Leasehold vs Freehold properties. Whats the Difference?

We will explore leasehold and freehold ownership in British Columbia, the risks involved with purchasing a leasehold property, and the advantages and disadvantages of leasehold versus freehold properties.

FREEHOLD

With a freehold property, you own both the property and the right to stay in it indefinitely, as long as you make timely payments to your lender. You are listed as a "freeholder" in the land title office, which gives you "title absolute."

If you can afford a freehold property, it is generally the preferred option. You won't have to pay annual ground rent, worry about your landlord not maintaining the building, or pay large sums of money for repairs.

A common example of a freehold property is a detached home. You own the property and the land it sits on, and you are solely responsible for maintaining the house.

LEASEHOLD

In a leasehold situation, you own the structure and buildings on the land, but you lease the land itself from the owner. The land may be owned by the city, federal government, First Nations lands, universities, or private individuals. The owner of the land is referred to as the "freeholder" or "landlord," and the leaseholder has a contract with the freeholder that outlines the length of the lease and the legal rights and responsibilities of each party.

Leasehold properties are prevalent in Vancouver's False Creek area, the University of British Columbia, and Simon Fraser University in Burnaby. The leases typically last between 50 and 99 years, and developers build and improve the properties before selling or renting them out.

In essence, buying a leasehold property gives you the "right of exclusive possession" until the lease expires or until you sell that right to someone else.
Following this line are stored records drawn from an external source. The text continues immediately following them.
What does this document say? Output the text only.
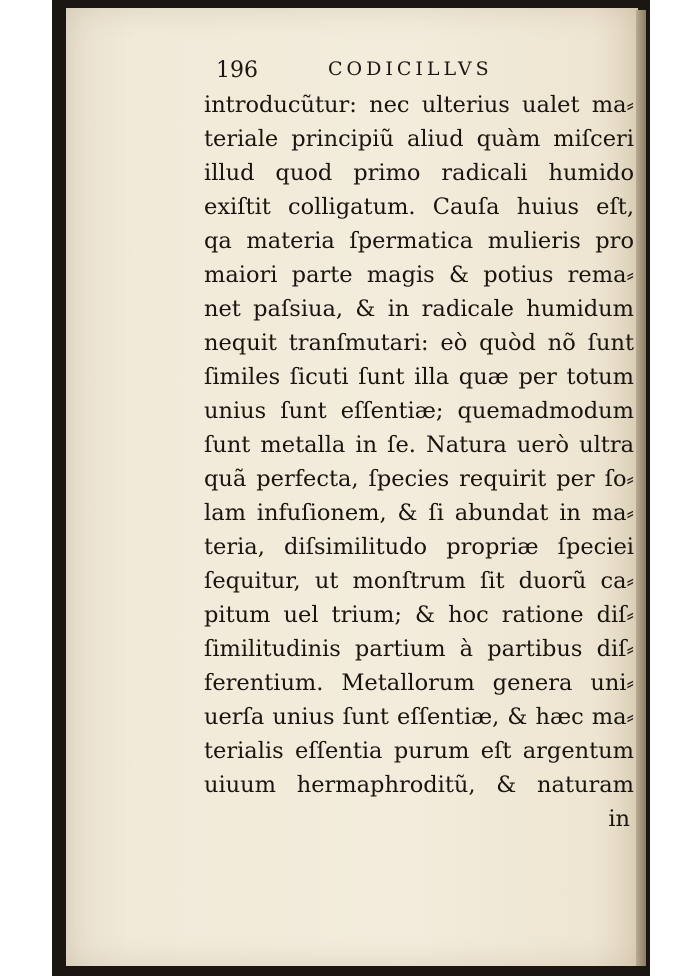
196	CODICILLVS
introducũtur: nec ulterius ualet ma⸗
teriale principiũ aliud quàm miſceri
illud quod primo radicali humido
exiſtit colligatum. Cauſa huius eſt,
qa materia ſpermatica mulieris pro
maiori parte magis & potius rema⸗
net paſsiua, & in radicale humidum
nequit tranſmutari: eò quòd nõ ſunt
ſimiles ſicuti ſunt illa quæ per totum
unius ſunt eſſentiæ; quemadmodum
ſunt metalla in ſe. Natura uerò ultra
quã perfecta, ſpecies requirit per ſo⸗
lam infuſionem, & ſi abundat in ma⸗
teria, diſsimilitudo propriæ ſpeciei
ſequitur, ut monſtrum ſit duorũ ca⸗
pitum uel trium; & hoc ratione diſ⸗
ſimilitudinis partium à partibus diſ⸗
ferentium. Metallorum genera uni⸗
uerſa unius ſunt eſſentiæ, & hæc ma⸗
terialis eſſentia purum eſt argentum
uiuum hermaphroditũ, & naturam
in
You own the property, but not the land it's on.

Leasehold versus freehold properties

While leasehold properties can offer a better lifestyle at the same price, they often don't appreciate in value as much as freehold properties because you don't technically own the land. They're typically less expensive, which means you may be able to afford a larger, fully-renovated property.

Lease payments may not be prepaid, meaning you may have to pay annual lease payments that increase periodically, along with your strata fees, taxes, and mortgage payments. If the lease has been prepaid, it will be incorporated into the purchase price.

If your lease is almost up, you won't know if it will be renewed or how much it will cost. You should look for a property with a long lease to avoid this issue.

Lenders use the expiry date of the lease as a guideline for loan amortization periods, meaning you may not get a long-term mortgage.

Some banks may have specific requirements for leasehold properties, such as requesting a larger down payment or not qualifying for reverse mortgages. This can make it harder to sell and less valuable than a freehold property.

Consider the length of the lease and how it affects your budget and property value. A 99-year lease is the safest option.